Wednesday, March 10, 2021

Change of Mind

  I have talked often about my love for simple game design, there is something to be said for more detailed systems. My original plan for running fantasy RPGs was to try to play D&D as close to as written. I wanted to prove to myself that the rules were viable in their simplicity.  Two retro clone systems seemed like the best fit for this goal.  White Box Fantastic Medieval Adventure Game and Untold Adventures. Both are based on Swords and Wizardry which in turn originates from a rewrite/update of the Dungeons and Dragons white box rules set. Being derived from a such a simple rules set I reasoned that my anxiety over remembering rules would be reduced. Yes it can be easier to run a bit but the lack of depth actually can work against my over all satisfaction. Its a little dull, uninspiring even. And I worried players would be put off. As running a RPG is as much for the players as the game master, this is a problem. I did look forward to creating a setting to explain things like race as class. Opening my players eyes to the elegance of D6 hit points and damage. Rationalizing Vancian magic. There are downsides although. The characters however are a little cookie-cutter assembly line type without any detail. The experience points earned to level up dynamic tends to direct players toward monster bashing to the exclusion of all else. True this can be moderated by XP awards for other things like role playing or exploration. All is not lost, I will simply tuck away those books for another time. Maybe I will do up a few dungeon levels for a random group that comes my way. I still plan to run a D&D based game some time. I have Mazes and Minotaurs, a D20 style game set in a mythical Greek world. I encourage everyone to check it out. Its free to download. Available on Drive

 Because of my recent tragedy of the lost hard drive, I am trying to collect hard copy of games. Taking advantage of the current GM's Day sales I purchased two game books.  

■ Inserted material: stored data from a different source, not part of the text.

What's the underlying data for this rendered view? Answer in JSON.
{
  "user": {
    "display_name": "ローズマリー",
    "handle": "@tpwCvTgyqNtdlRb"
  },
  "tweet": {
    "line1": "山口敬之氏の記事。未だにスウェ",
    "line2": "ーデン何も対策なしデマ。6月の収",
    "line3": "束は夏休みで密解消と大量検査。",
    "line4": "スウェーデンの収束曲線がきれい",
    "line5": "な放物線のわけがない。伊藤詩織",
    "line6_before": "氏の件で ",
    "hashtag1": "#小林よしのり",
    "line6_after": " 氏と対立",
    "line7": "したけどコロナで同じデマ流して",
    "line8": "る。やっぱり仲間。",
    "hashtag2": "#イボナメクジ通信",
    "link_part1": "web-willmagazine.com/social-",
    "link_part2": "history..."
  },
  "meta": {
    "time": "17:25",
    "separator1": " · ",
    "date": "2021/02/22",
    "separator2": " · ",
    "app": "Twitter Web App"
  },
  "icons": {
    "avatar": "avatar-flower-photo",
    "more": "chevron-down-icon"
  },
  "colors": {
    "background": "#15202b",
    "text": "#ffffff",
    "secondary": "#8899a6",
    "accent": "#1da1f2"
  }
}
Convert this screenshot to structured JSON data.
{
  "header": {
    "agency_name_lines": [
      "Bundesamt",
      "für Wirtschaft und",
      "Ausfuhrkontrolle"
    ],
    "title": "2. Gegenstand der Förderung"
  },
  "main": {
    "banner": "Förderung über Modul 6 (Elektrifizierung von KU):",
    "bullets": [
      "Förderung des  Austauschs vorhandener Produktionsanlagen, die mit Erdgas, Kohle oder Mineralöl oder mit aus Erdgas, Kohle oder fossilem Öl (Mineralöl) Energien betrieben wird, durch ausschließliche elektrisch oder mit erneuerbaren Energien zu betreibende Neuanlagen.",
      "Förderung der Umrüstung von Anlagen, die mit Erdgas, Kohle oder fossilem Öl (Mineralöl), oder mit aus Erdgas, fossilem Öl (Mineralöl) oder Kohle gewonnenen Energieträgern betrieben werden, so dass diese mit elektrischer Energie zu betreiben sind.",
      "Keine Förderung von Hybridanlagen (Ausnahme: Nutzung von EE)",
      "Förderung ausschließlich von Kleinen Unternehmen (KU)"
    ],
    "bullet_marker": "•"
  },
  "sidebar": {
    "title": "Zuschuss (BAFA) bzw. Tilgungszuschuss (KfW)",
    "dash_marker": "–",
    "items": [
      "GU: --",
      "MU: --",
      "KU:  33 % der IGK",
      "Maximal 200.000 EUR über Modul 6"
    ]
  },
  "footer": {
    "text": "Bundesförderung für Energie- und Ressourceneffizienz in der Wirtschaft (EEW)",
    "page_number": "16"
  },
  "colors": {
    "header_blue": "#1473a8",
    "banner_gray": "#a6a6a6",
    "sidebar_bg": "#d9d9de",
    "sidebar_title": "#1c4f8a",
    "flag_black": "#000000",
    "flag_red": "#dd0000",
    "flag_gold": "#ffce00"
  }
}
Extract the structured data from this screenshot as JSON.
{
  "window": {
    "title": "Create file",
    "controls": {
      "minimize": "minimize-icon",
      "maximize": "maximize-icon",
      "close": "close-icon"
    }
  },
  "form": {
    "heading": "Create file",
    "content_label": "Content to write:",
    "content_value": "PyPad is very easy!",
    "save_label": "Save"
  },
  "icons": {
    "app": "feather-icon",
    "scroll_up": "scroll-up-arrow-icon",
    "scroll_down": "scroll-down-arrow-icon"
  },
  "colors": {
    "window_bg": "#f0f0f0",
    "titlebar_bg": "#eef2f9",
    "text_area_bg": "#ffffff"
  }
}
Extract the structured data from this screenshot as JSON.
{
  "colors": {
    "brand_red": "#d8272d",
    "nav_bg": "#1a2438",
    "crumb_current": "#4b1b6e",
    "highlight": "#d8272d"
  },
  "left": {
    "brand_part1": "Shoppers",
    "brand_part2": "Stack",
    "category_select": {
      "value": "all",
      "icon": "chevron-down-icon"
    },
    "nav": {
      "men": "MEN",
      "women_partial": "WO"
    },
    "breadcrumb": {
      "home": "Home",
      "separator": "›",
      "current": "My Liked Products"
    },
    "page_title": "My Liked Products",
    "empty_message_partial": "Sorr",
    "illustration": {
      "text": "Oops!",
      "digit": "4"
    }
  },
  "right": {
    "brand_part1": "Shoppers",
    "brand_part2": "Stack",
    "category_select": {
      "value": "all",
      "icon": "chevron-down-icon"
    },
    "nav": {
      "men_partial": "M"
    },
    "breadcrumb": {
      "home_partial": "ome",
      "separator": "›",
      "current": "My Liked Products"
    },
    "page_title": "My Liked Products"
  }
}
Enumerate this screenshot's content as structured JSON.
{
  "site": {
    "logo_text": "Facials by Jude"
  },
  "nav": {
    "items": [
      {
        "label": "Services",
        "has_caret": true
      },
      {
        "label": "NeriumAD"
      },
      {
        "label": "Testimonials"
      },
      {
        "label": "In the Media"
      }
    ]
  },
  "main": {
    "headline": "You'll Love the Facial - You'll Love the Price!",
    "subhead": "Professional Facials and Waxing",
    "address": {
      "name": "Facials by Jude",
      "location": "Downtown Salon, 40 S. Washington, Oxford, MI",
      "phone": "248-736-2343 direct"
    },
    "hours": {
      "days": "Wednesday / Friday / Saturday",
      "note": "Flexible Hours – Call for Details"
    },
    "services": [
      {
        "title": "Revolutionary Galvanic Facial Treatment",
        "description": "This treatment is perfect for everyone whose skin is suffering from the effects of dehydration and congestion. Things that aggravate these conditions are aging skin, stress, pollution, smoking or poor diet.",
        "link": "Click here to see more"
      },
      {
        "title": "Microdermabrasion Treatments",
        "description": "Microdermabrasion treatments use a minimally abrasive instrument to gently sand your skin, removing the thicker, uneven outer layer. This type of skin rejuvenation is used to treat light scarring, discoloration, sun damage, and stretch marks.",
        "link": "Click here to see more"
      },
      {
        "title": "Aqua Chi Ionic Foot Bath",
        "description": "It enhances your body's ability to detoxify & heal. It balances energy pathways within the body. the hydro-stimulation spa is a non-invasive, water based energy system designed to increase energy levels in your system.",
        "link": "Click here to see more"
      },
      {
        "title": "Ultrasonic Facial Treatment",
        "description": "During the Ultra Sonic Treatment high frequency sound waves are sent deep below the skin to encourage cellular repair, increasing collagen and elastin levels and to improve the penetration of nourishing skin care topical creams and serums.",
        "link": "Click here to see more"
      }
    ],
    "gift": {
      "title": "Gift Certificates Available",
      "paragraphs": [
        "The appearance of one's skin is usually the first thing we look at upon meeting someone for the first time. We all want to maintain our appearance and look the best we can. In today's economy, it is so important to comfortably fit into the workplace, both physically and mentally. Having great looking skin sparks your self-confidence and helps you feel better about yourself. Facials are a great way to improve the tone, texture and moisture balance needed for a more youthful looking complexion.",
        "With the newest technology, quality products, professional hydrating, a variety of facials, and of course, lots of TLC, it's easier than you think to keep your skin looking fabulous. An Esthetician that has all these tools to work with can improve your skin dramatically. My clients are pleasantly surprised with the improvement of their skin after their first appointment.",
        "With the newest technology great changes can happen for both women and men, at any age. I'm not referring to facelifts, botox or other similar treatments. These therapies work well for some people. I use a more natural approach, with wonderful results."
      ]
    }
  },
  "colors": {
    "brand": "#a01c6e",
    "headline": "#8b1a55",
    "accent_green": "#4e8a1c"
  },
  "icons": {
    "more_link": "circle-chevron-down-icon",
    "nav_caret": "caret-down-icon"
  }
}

Sword Of Cepheus -  a fantasy version of the sci-fi Cepheus Engine rules.

 If you had ever thought " I wish there was a fantasy version of Traveller", this is it. I still have to create or adapt a setting but I look forward to trying it out.

Barbarians Of Lemuria - this is a 2D6 system with a rich character creation system. I have kept an eye on this system through several editions but this is the first printed copy I have bought. A full colour book details a robust background setting based loosely on pulp fantasy novels. Included are several adventures which will help start off the players.

 Given he current troubles in the world I don't know if I will get to run or play anything soon. but i can hope. And the new books generate some enthusiasm. 


Tuesday, September 29, 2020

Living Magic

  I am fan of what's known in RPG circles as RAW or Rules As Written. In that I try to play as close to the written rules as possible. My interest in the OSR was partially fueled by a realization that the fewer rules there are the easier it is to play RAW.  However most likely D&D page counts increased over later editions to try and iron out problems with the rules text. Often a strict interpretation of the rules doesn't fit with the expectations of the players. My solution is to change the players minds with a little creative background to the world in which the play. One such aspect for example is magic. Its not a secret that I prefer Vancian  magic to anything else. Vancian is the fire and forget style for the earliest days of D&D. But reading the text of magic use I never liked the following description. "Reading from this book, the Magic-user presses a select spell formula into her mind, effectively preparing it to be cast.Once a prepared spell is cast, the spell formulae disappears from the Magic-user's mind, and must be prepared again before another attempt can be made to cast it. However, it is possible to prepare a spell multiple times using the available slots in the Magic-user's memory." What troubles me is if the caster forgets the spell formulae then how come the other spells in the memory slots are not affected? Are they different formulae? I never liked what's known as double dipping or multi-use magic. It just seems so mundane. It turns the Magic-user into a gun and the spells are the ammunition. But with one small change to the text without changing the rules you can alter players expectations. What if the formulae for a spell was a summoning for some living magic entity that is the spell itself. The "slots" in memory are holding cells for them. When cast they are released producing the magical effect. Being a Magic-user requires the discipline to build and maintain the cells to contain spells. Multiple copies of spells are each held separately. Casting one does not effect the others. A spell caster can skip the prep time and summon a spell directly from its source (book or scroll), but such haste burns (destroys) the source as a backlash.    



Sunday, August 2, 2020

Reason for adventuring

 Why adventure? Even in a world where adventuring is normal why do they do it? Characters should have some reason beyond fame and riches. Another blog I read years ago suggested that in their world Dwarf society was comprised of only males, and reproduction involved carving a magical statue of your offspring. The more money spent on construction the greater the quality of the result. All dwarves quested to acquire loot for this purpose.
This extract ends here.